We identified a remarkable discordance between the two datasets with respect to the position of V. maeoticum. The nrITS sequences placed these samples close to V. fuscatum (Figure 1A, Figure 2A), whereas trnH-psbA sequences suggested that the species were closely related to the V. hirundinaria group. This incongruence suggests another hybridization event most probably between V. fuscatum and a species from the V. hirundinaria group, which may be a further example of allopolyploidization in this genus. Unfortunately, insufficient resolution of the plastid dataset and unknown ploidy of V. maeoticum did not allow identification of the parent species.

Flow Cytometry

The genome size of V. pannonicum was almost threefold larger than that of the diploid maternal parent, V. hirundinaria subsp. adriaticum. The general pattern of genome downsizing (Leitch & Bennett,2004) would thus suggest hybridization between a diploid and a tetraploid parent. Indeed, Strid & Franzén (1981) reported V. fuscatum to be tetraploid. Thus, we cannot directly corroborate the ploidy level of our V. pannonicum sample from the same locality as originally reported based on chromosome counts (Borhidi,1968).

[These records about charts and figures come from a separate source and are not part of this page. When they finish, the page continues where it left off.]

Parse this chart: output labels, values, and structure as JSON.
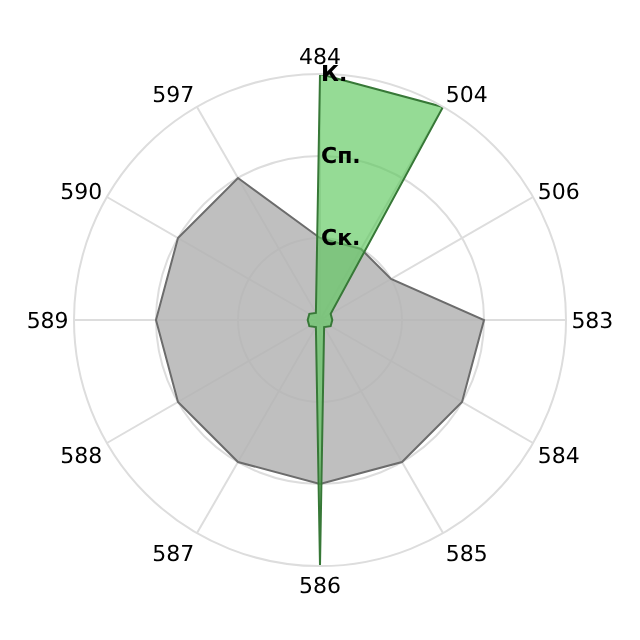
{
  "chart_data": {
    "type": "radar",
    "categories": [
      "484",
      "504",
      "506",
      "583",
      "584",
      "585",
      "586",
      "587",
      "588",
      "589",
      "590",
      "597"
    ],
    "series": [
      {
        "color": "#b4b4b4",
        "values": [
          1,
          1,
          1,
          2,
          2,
          2,
          2,
          2,
          2,
          2,
          2,
          2
        ]
      },
      {
        "color": "#5cc85c",
        "values": [
          3,
          3,
          0.15,
          0.15,
          0.15,
          0.1,
          3,
          0.1,
          0.15,
          0.15,
          0.15,
          0.1
        ]
      }
    ],
    "ylim": [
      0,
      3
    ],
    "yticks": [
      {
        "value": 1,
        "label": "Ск."
      },
      {
        "value": 2,
        "label": "Сп."
      },
      {
        "value": 3,
        "label": "К."
      }
    ],
    "grid": true
  }
}
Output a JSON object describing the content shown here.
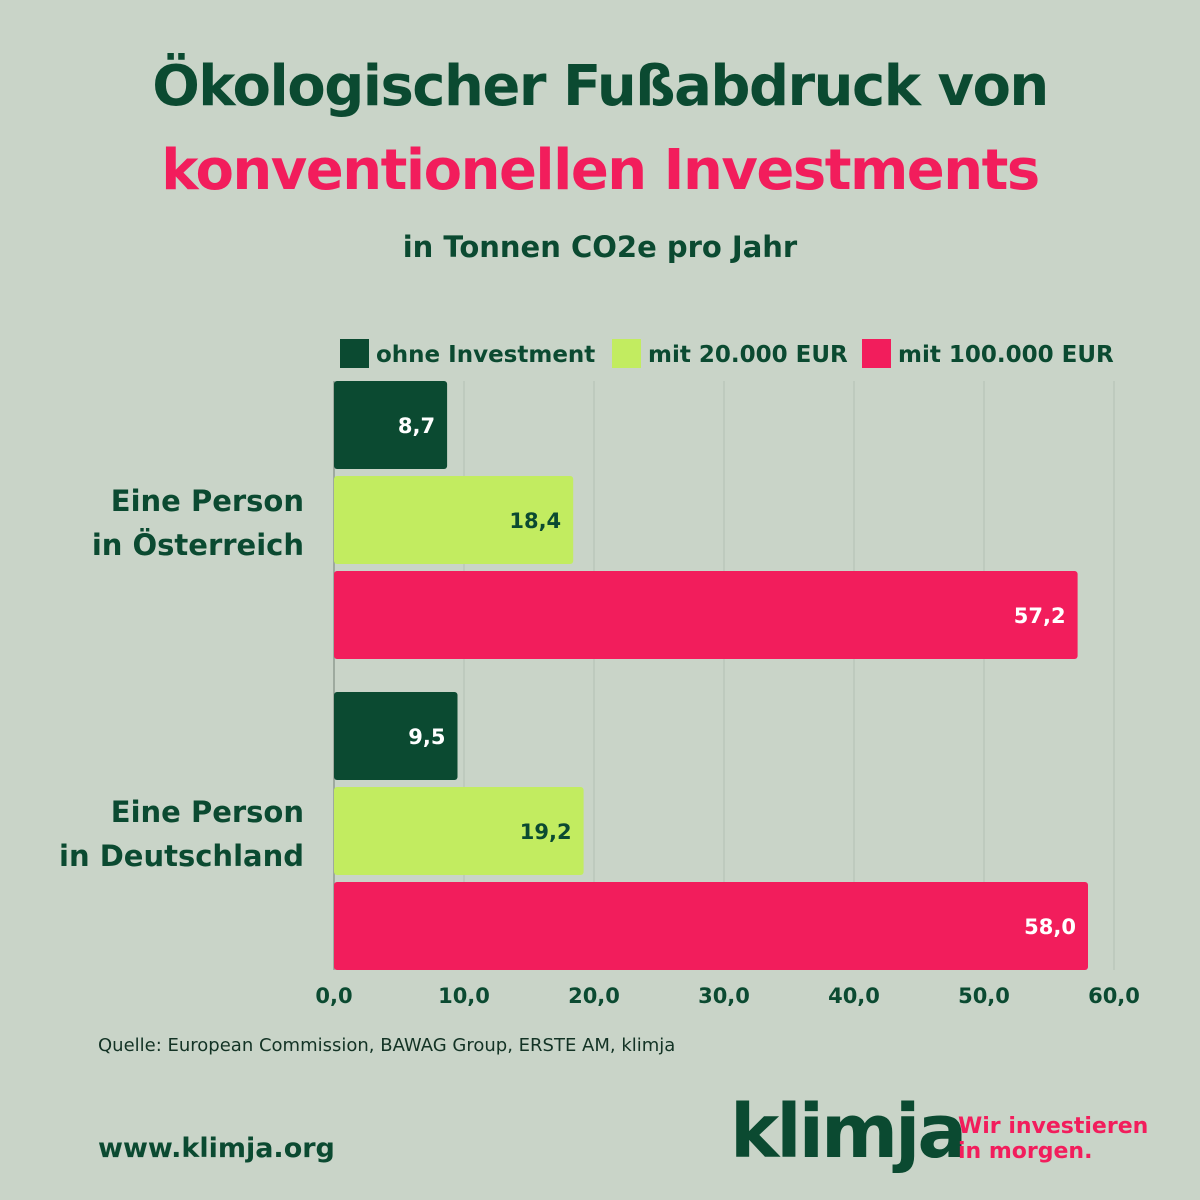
{
  "colors": {
    "background": "#c9d4c8",
    "dark_green": "#0b4a31",
    "light_green": "#c2ec60",
    "pink": "#f21d5c",
    "grid": "#b3bfb4"
  },
  "header": {
    "title_line1": "Ökologischer Fußabdruck von",
    "title_line2": "konventionellen Investments",
    "subtitle": "in Tonnen CO2e pro Jahr"
  },
  "chart_data": {
    "type": "bar",
    "orientation": "horizontal",
    "categories": [
      "Eine Person in Österreich",
      "Eine Person in Deutschland"
    ],
    "category_lines": [
      [
        "Eine Person",
        "in Österreich"
      ],
      [
        "Eine Person",
        "in Deutschland"
      ]
    ],
    "series": [
      {
        "name": "ohne Investment",
        "values": [
          8.7,
          9.5
        ],
        "labels": [
          "8,7",
          "9,5"
        ],
        "color": "#0b4a31",
        "label_color": "#ffffff"
      },
      {
        "name": "mit 20.000 EUR",
        "values": [
          18.4,
          19.2
        ],
        "labels": [
          "18,4",
          "19,2"
        ],
        "color": "#c2ec60",
        "label_color": "#0b4a31"
      },
      {
        "name": "mit 100.000 EUR",
        "values": [
          57.2,
          58.0
        ],
        "labels": [
          "57,2",
          "58,0"
        ],
        "color": "#f21d5c",
        "label_color": "#ffffff"
      }
    ],
    "xlim": [
      0,
      60
    ],
    "x_ticks": [
      0,
      10,
      20,
      30,
      40,
      50,
      60
    ],
    "x_tick_labels": [
      "0,0",
      "10,0",
      "20,0",
      "30,0",
      "40,0",
      "50,0",
      "60,0"
    ],
    "grid": true,
    "legend": "top"
  },
  "footer": {
    "source": "Quelle: European Commission, BAWAG Group, ERSTE AM, klimja",
    "website": "www.klimja.org",
    "logo": "klimja",
    "tagline_line1": "Wir investieren",
    "tagline_line2": "in morgen."
  }
}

One possible explanation for this paradox may be genomic reorganization that led to cytological diploidization which is a prerequisite of successful allopolyploid formation (Ma & Gustafson,2005). Such diploidization may have caused our focal species to appear tetraploid even though it was originally hexaploid. Our results thus warrant further research in this regard and call for revising the chromosome count of V. pannonicum using modern cytological methods.

Taxonomic Consequences

Based on our results, we suggest some taxonomical consequences. The Adriatic endemism V. hirundinaria subsp. adriaticum is commonly accepted to be a subspecies of V. hirundinaria, as listed in the Flora Europaea (Markgraf,1972). However, we observed substantial genetic distance between this taxon and V. hirudinaria s. str., under which it is classified, in the plastid and in the nuclear dataset. The genetic distance between these taxa is comparable to that between one of the outgroup species (V. macrophyllum) and the ingroup, in both datasets. Although we used only a single sample to represent V. hirundinaria in our analyses, the congruent phylogenetic placement of V. hirundinaria as closely related to Eastern European species in the study of Liede-Schumann et al. (2012) makes us confident that our sample is a reliable representation of what we believe to be typical of this species. Even though there was substantial phylogeographic structuring within V. hirundinaria, the large phylogenetic distance observed in both phylogenetic markers (Figure 1, Figure 2) suggests unequivocal separation of V. hirundinaria subsp. adriaticum from V. hirundinaria. We therefore propose that the Adriatic species be accepted as a separate species, which was originally referred to as V. adriaticum Beck.